Search code examples
pythonpython-2.7uuidsharding

Python- Sharding based on UUID


I am working on a database sharding where I have to decide the database bucket in the Python code (application sharding). I have 3 different database buckets and the using user ID, I have to shard it. The user id is generated by uuid.uuid4(). How can I shard with these inputs? I tried by converting first UUID to int and then taking the modulus.
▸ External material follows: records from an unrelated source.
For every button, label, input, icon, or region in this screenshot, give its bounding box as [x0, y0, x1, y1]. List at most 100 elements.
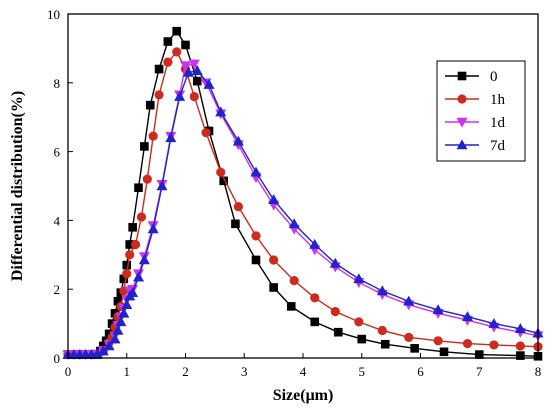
data-point: [310, 317, 320, 327]
data-point: [288, 218, 300, 229]
y-tick-label: 0: [54, 351, 61, 366]
data-point: [165, 132, 177, 143]
y-tick-label: 10: [47, 7, 60, 22]
legend-label: 1h: [490, 92, 506, 108]
data-point: [112, 324, 124, 335]
data-point: [109, 333, 121, 344]
data-point: [353, 273, 365, 284]
data-point: [462, 338, 473, 349]
data-point: [145, 100, 155, 110]
legend-label: 0: [490, 69, 498, 85]
data-point: [154, 90, 164, 100]
data-point: [514, 323, 526, 334]
data-point: [118, 307, 130, 318]
data-point: [380, 339, 390, 349]
data-point: [269, 283, 278, 292]
data-point: [289, 276, 299, 286]
x-tick-label: 4: [300, 364, 307, 379]
data-point: [163, 37, 173, 46]
data-point: [147, 223, 159, 234]
data-point: [127, 287, 139, 297]
legend-label: 7d: [490, 138, 506, 154]
x-tick-label: 1: [124, 364, 131, 379]
data-point: [163, 57, 173, 67]
data-point: [121, 299, 133, 309]
data-point: [330, 306, 340, 317]
data-point: [232, 135, 244, 146]
data-point: [191, 65, 203, 76]
data-point: [439, 347, 449, 357]
data-point: [134, 183, 143, 193]
data-point: [251, 255, 261, 265]
data-point: [310, 293, 320, 303]
data-point: [488, 317, 500, 328]
data-point: [410, 344, 419, 353]
y-tick-label: 4: [54, 213, 61, 228]
legend-item: 1d: [445, 115, 506, 131]
data-point: [115, 316, 127, 327]
y-tick-label: 8: [54, 76, 61, 91]
data-point: [403, 295, 415, 306]
legend: 0 1h 1d 7d: [436, 60, 526, 162]
data-point: [516, 351, 525, 360]
data-point: [357, 334, 367, 344]
legend-item: 1h: [445, 92, 506, 108]
data-point: [215, 106, 227, 117]
data-point: [432, 304, 444, 315]
data-point: [125, 250, 135, 260]
data-point: [188, 59, 200, 70]
data-point: [136, 212, 147, 222]
data-point: [179, 61, 192, 72]
data-point: [404, 332, 414, 342]
data-point: [142, 174, 152, 184]
data-point: [122, 260, 132, 270]
legend-marker: [457, 94, 467, 104]
y-axis-title: Differential distribution(%): [9, 91, 26, 281]
data-point: [216, 167, 226, 177]
data-point: [233, 202, 243, 212]
data-point: [132, 271, 145, 282]
data-point: [231, 219, 240, 229]
data-point: [130, 239, 141, 250]
legend-item: 7d: [445, 138, 506, 154]
data-point: [156, 180, 168, 191]
x-tick-label: 3: [241, 364, 248, 379]
series-7d: [62, 65, 544, 359]
data-point: [309, 238, 321, 249]
data-point: [189, 91, 199, 102]
legend-item: 0: [445, 69, 498, 85]
axis-ticks: 0 1 2 3 4 5 6 7 8 0 2 4 6 8 10: [47, 7, 541, 379]
data-point: [174, 90, 186, 101]
data-point: [268, 194, 280, 205]
data-point: [140, 142, 149, 151]
data-point: [333, 327, 343, 337]
y-tick-label: 2: [54, 282, 61, 297]
data-point: [128, 222, 137, 232]
data-point: [354, 317, 364, 327]
data-point: [250, 166, 262, 177]
data-point: [203, 78, 215, 89]
data-point: [192, 76, 202, 86]
data-point: [377, 325, 387, 336]
data-point: [182, 66, 194, 77]
legend-label: 1d: [490, 115, 506, 131]
y-tick-label: 6: [54, 145, 61, 160]
legend-marker: [456, 139, 468, 150]
x-tick-label: 5: [359, 364, 366, 379]
data-point: [515, 341, 525, 351]
data-point: [154, 64, 164, 74]
data-point: [461, 311, 474, 322]
x-tick-label: 2: [182, 364, 189, 379]
data-point: [251, 231, 261, 241]
legend-marker: [456, 117, 468, 128]
data-point: [433, 336, 443, 346]
data-point: [269, 255, 279, 265]
x-tick-label: 6: [417, 364, 424, 379]
data-point: [376, 285, 388, 296]
x-tick-label: 7: [476, 364, 483, 379]
data-point: [97, 345, 109, 356]
data-point: [286, 302, 296, 311]
data-point: [138, 254, 150, 265]
legend-marker: [457, 71, 467, 81]
data-point: [103, 340, 115, 351]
But the modulus operator is failing.


Solution

  • The modulus operator should be fine:

    >>> int(uuid.uuid4()) % 3
    2L
    >>> int(uuid.uuid4()) % 3
    1L
    >>> int(uuid.uuid4()) % 3
    2L
    >>> int(uuid.uuid4()) % 3
    1L
    >>> int(uuid.uuid4()) % 3
    1L
    >>> int(uuid.uuid4()) % 3
    0L
    >>> int(uuid.uuid4()) % 3
    1L
    

    But for the future-proofing your design I'd suggest you to actually code at least 16 shards, for example with 16 different hostnames pointing to 3 different backend hosts:

    myhostname00 IN CNAME backend01
    myhostname01 IN CNAME backend01
    myhostname02 IN CNAME backend01
    myhostname03 IN CNAME backend01
    myhostname04 IN CNAME backend01
    myhostname05 IN CNAME backend01
    myhostname06 IN CNAME backend02
    myhostname07 IN CNAME backend02
    myhostname08 IN CNAME backend02
    myhostname09 IN CNAME backend02
    myhostname10 IN CNAME backend02
    myhostname11 IN CNAME backend03
    myhostname12 IN CNAME backend03
    myhostname13 IN CNAME backend03
    myhostname14 IN CNAME backend03
    myhostname15 IN CNAME backend03
    

    This way you'd be able to create more backend servers in the future and move users there without changing you code. You can even have unevenly distributed users if you'd ever have backend servers that are more of less performant than others.